Baker Hughes Heading to $65
With Schlumberger (SLB) and Halliburton (HAL) posting better-than-expected third-quarter earnings results, it certainly seems as if business conditions in North America has taken a turn for the better. That certainly bodes well for Baker Hughes (BHI), which enjoys roughly 50% of its revenue from that region.
While Baker Hughes has consistently been overlooked when discussing the "Big Three" within the energy services space, Baker Hughes stock has actually outperformed Schlumberger by 8%. It seems management is finally ready to take that extra step forward to produce the sort of results the Street has been waiting for. With growth having returned to North America and abroad, these shares still look undervalued by at least 10%.

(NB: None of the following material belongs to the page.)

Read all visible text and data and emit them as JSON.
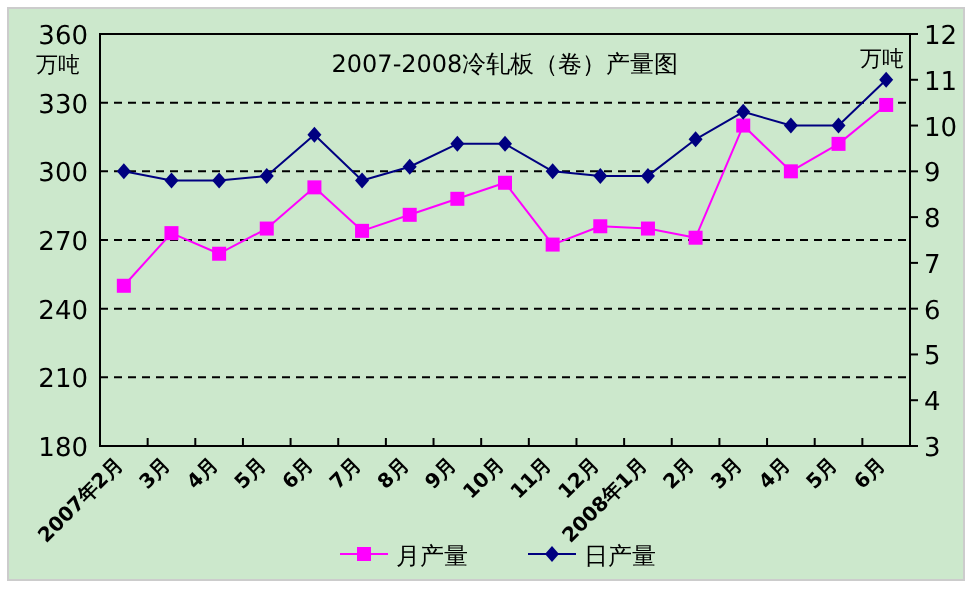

I don't believe the Street has ever doubted that the energy sector -- which has been marred by weak oil prices and soft rig counts -- would rebound in a meaningful way. The question has been if/when the market did recover, would Baker Hughes regain its trading status as a strong oil producer as opposed to natural gas, where there has been some continued weakness? These and other questions were answered convincingly following the company's third-quarter earnings results, which included a 22% jump in profits.

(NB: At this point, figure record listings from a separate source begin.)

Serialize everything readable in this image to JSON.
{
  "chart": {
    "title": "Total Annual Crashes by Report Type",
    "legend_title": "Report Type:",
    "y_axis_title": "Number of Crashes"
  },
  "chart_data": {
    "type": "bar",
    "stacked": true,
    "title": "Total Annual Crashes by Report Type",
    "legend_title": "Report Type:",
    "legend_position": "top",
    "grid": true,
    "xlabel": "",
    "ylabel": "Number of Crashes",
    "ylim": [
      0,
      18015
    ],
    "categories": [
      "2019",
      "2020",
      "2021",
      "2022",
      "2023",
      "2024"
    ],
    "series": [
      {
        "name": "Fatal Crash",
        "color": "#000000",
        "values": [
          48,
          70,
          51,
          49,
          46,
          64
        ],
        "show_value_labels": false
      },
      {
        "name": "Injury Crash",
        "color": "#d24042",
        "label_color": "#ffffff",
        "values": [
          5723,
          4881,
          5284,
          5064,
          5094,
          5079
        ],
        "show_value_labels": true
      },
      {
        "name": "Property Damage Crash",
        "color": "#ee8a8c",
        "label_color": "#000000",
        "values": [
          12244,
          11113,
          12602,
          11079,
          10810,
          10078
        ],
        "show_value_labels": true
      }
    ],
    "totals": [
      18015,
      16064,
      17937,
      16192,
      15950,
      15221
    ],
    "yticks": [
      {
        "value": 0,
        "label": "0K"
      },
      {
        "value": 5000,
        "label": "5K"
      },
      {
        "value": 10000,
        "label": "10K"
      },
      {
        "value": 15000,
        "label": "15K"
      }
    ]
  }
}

Baker Hughes posted revenue of $5.8 billion, which advanced 5.5% year over year. While it's not on the level of Schlumberger's 9% growth, Baker Hughes outperformed Halliburton by almost 4%. Given that this sector has always been considered a "bottom line" business, Baker Hughes 22% profit increase was the best among the "Big Three." And I believe the company's management deserves a lot of credit.

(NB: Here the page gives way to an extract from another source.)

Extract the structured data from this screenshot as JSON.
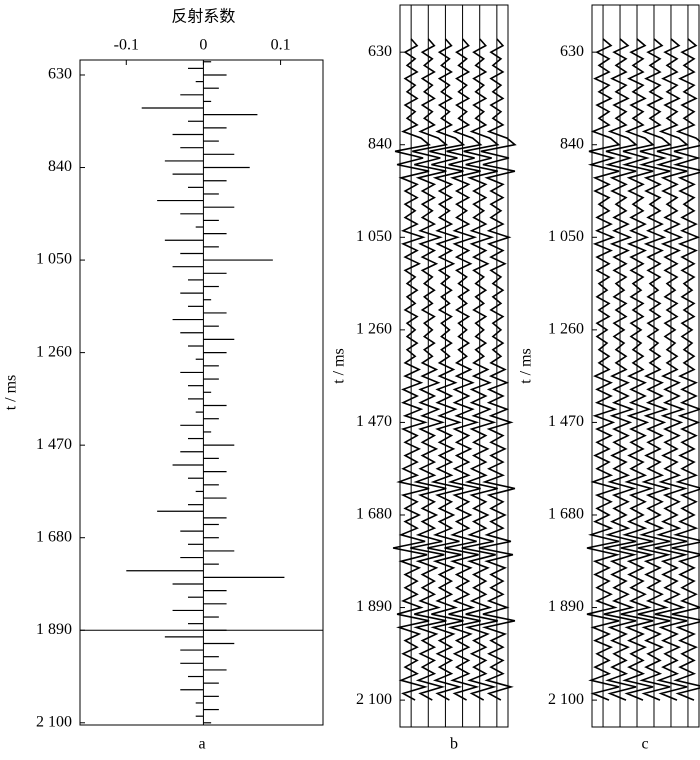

Let's not forget, an increased amount of strain was added on the pressure-pumping business at the height of the natural-gas surplus. The company's management had come under quite a bit of scrutiny as a result of lower prices. Like Schlumberger and Halliburton, which were forced to shift operations to higher-cost areas like shale, Baker Hughes having outperformed both companies in profitability implies a higher level of execution, especially since shale is less efficient.